Are you the kind of guy whose breakfast usually consists of a hastily quaffed cup of coffee, usually containing enough caffeine to fell a horse? Or are you the sugar-coated cereal and milk type who still munches the same brand you did when you were in school? If you’re either of the above, then you’re likely to be found face down at your desk sometime around midmorning. Breakfast is the most important meal of the day, and yet it is possibly the one people pay least attention to. How often do you think, “I’ll grab something on the way to work,” only to be confronted with a counter full of nutritionally devoid cakes and pastries that even pigeons won’t touch? With a little planning and forethought, breakfast shouldn’t be a challenge, even for the latest-rising, bleary-eyed bunch of you.  

Laying the foundation

Starting the day with an empty stomach is about as worthwhile for those with an active lifestyle as skipping any other meal. As you’ll have gone anywhere between eight to ten hours since last eating, it’s crucially important that you refuel before jumping headfirst into a hectic day’s worth of work and training. Without a good meal to start the day you will soon feel low in energy.  
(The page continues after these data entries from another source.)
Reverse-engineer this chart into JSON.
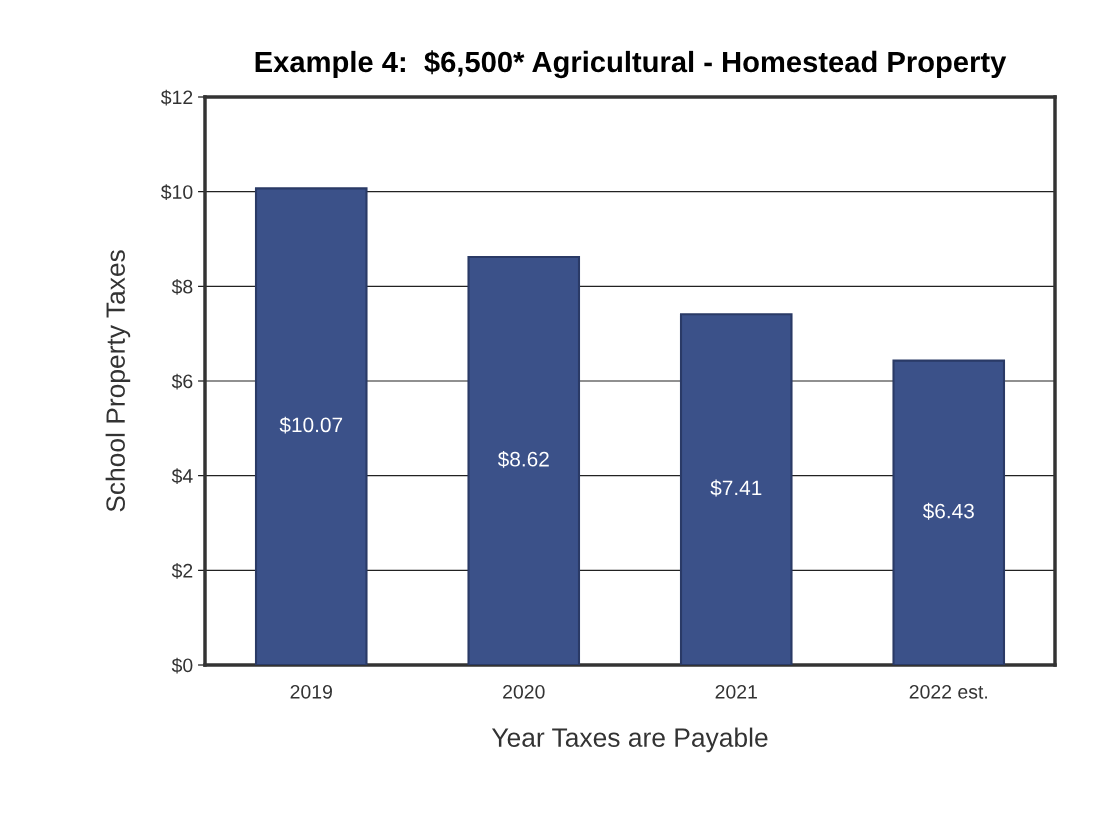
{
  "chart_data": {
    "type": "bar",
    "title": "Example 4:  $6,500* Agricultural - Homestead Property",
    "xlabel": "Year Taxes are Payable",
    "ylabel": "School Property Taxes",
    "categories": [
      "2019",
      "2020",
      "2021",
      "2022 est."
    ],
    "values": [
      10.07,
      8.62,
      7.41,
      6.43
    ],
    "value_labels": [
      "$10.07",
      "$8.62",
      "$7.41",
      "$6.43"
    ],
    "color": "#3b5189",
    "ylim": [
      0,
      12
    ],
    "yticks": [
      {
        "value": 0,
        "label": "$0"
      },
      {
        "value": 2,
        "label": "$2"
      },
      {
        "value": 4,
        "label": "$4"
      },
      {
        "value": 6,
        "label": "$6"
      },
      {
        "value": 8,
        "label": "$8"
      },
      {
        "value": 10,
        "label": "$10"
      },
      {
        "value": 12,
        "label": "$12"
      }
    ],
    "grid": "y"
  }
}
They key to a good breakfast is ensuring it contains everything your body needs. This isn’t as difficult as it may sound. Low glycemic carbs will make sure your muscles have enough fuel to get through the rigors of the day ahead, while fruit will give you the vitamins you need for healthy body functions.  

Eating oatmeal (or porridge) is one of the best ways to get a good breakfast inside you, and the three following recipes can all be put together in less than five minutes.  

The busy guy’s breakfast

  • Oatmeal
  • Cup of milk
  • Handful of frozen berries
  • Scoop of protein powder
  • Natural honey to taste

Take a cup of oatmeal and mix with a cup of low-fat milk. Stir in the frozen berries. Microwave for one minute. Remove and add the protein powder, stir well and microwave for another minute, taking care the oats do not dry out (add a drop more milk if necessary). Remove, add honey to taste (no more than one teaspoon) and serve. Total cooking time should be less than three minutes.  

The power breakfast

  • Oatmeal
  • Cup of milk
  • Ground flaxseed
  • Peanut Butter
  • Half a banana

If you’re not too bothered about weight classes, need a particularly filling meal or are looking to bulk up, add a tablespoon of peanut butter along with a tablespoon of ground flaxseed to your bowl of oats. Cook for two minutes, chop-in half a banana and serve.  

The lean breakfast

  • One cup of yoghurt
  • Handful of rolled oats
  • Sprinkle of pumpkin and sunflower seeds
  • Handful of sliced almonds
  • Diced apple
  • Sprinkle of cinnamon

If you’re cutting weight or looking to trim down that waistline, forgo the milk, halve the amount of oats you would usually have and try this recipe instead. Add a handful of oats to a cup of low-fat yoghurt, sprinkle on the pumpkin and sunflower seeds, add the diced apple and sliced almonds and finish with a sprinkle of cinnamon.